Note: this is a rewrite of the original posting as the blogger interface confused me into thinking the edit an article button was just a comment button.
"NESL": Seminal work on data parallelism that handles regular structures like matrices very well. However, super common structures like trees, graphs, etc. are supported only in hard-to-read encoding or overly restricted (e.g., fixed depth) legible ones. Front page of google scholar: ~600 citations.
"Flattening Trees": shows that recursive types -- such as trees -- are no big deal to add at the interface level and that the flattening transformation can be modified to support them. ~22 citations and what seems like the real first step towards making flattening acceptable for general purpose languages. "More types for nested data parallel programming" finishes the job. (Nit: conflating nested data parallel with flattening is bad; these papers are really about the latter which is just *one* approach to the former).
Bonus read: "Inductive Graphs and Functional Graph Algorithms" shows how to (sequentially) support graphs. It's interesting in that 1) graph specialization is restricted to an ADT that could be optimized external to the language and 2) similarly, I suspect nested data parallelism can be reasonably achieved as library with it. At least for the near future, having the work be at the library level is a big deal: API changes are more forgiving.
Underappreciated, indeed.
ReplyDeleteUnfortunately, the resulting encoding of trees is not as powerful as the one in Blelloch's thesis (also a book, MIT press), see section 5.2.1.
Notably, the "depth" measure (as opposed to "work") for their computations is linear in the height of the tree, so if you have a very-unbalanced tree you will get a very-serial computation. This is kind of a bummer, because the great thing about NESL is that the programmer doesn't have to think about balancing the workload; just make sure you keep your vectors "big" and the language does it for you. Unfortunately the DPH algorithm turns unbalanced trees into lots of small vectors.
The hand-derived encoding Blelloch used doesn't have this problem -- you can do a "leaffix" on a completely unbalanced tree O(1) depth. Unfortunately Blelloch's approach required the programmer to do a lot of low-level vector manipulation.
Bridging the gap would be a major publishable result.
Have you considered pinging languges@cs.berkeley to see who else working on this? You might be surprised.

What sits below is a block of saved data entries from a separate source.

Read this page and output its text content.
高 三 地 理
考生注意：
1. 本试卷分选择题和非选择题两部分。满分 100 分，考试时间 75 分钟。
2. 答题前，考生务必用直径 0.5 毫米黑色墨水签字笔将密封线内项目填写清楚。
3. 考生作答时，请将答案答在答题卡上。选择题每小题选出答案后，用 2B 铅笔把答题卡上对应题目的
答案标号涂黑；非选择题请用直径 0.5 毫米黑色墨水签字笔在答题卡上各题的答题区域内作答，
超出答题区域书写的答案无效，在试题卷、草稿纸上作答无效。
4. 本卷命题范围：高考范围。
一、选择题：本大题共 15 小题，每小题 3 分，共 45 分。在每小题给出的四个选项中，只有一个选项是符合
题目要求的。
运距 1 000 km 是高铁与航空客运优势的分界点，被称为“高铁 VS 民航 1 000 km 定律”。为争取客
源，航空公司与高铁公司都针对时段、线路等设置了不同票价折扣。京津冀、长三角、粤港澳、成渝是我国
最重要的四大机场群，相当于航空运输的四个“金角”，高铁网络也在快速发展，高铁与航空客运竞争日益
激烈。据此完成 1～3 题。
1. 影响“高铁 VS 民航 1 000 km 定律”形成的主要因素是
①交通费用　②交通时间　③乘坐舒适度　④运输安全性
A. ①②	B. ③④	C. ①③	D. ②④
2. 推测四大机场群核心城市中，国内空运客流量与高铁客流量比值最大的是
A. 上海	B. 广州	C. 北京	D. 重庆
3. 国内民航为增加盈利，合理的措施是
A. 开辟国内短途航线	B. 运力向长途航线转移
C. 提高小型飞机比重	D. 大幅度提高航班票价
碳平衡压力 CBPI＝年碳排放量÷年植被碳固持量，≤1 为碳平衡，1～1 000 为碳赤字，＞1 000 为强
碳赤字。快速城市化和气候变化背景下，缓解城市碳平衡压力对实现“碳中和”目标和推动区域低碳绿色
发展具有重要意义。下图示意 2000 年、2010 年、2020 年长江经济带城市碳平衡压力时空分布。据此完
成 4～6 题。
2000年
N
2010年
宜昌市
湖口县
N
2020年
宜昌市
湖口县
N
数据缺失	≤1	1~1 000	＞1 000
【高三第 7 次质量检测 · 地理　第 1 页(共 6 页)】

I'm not so sure the problem is as bad as you state. If we're 1) vectorizing and 2) have data dependencies, it's good and I don't think you'll do much better. For more SIMT or multicore parallelism, that's the data parallel haskell form, which is the 'real world' successor to this research: it uses work stealing where each segment records how much weight is below it. There are publications here but I don't think that part has been as interesting as the less-analyzed impact (and challenges) of integrating into existing general purpose compiler passes (GHC's).
ReplyDeleteMy interest is actually at a tuning level. For example, the tree should be blocked, not entirely segmented. While I currently achieve this essentially in the ADT way -- users never see the blocking of data structures but I hand wave correctness proofs -- but I might be able to do fun things now like representing blocking as a type isomorphism. Additional macroscopic and tuning transforms, such as pointer compaction, might be similarly treated.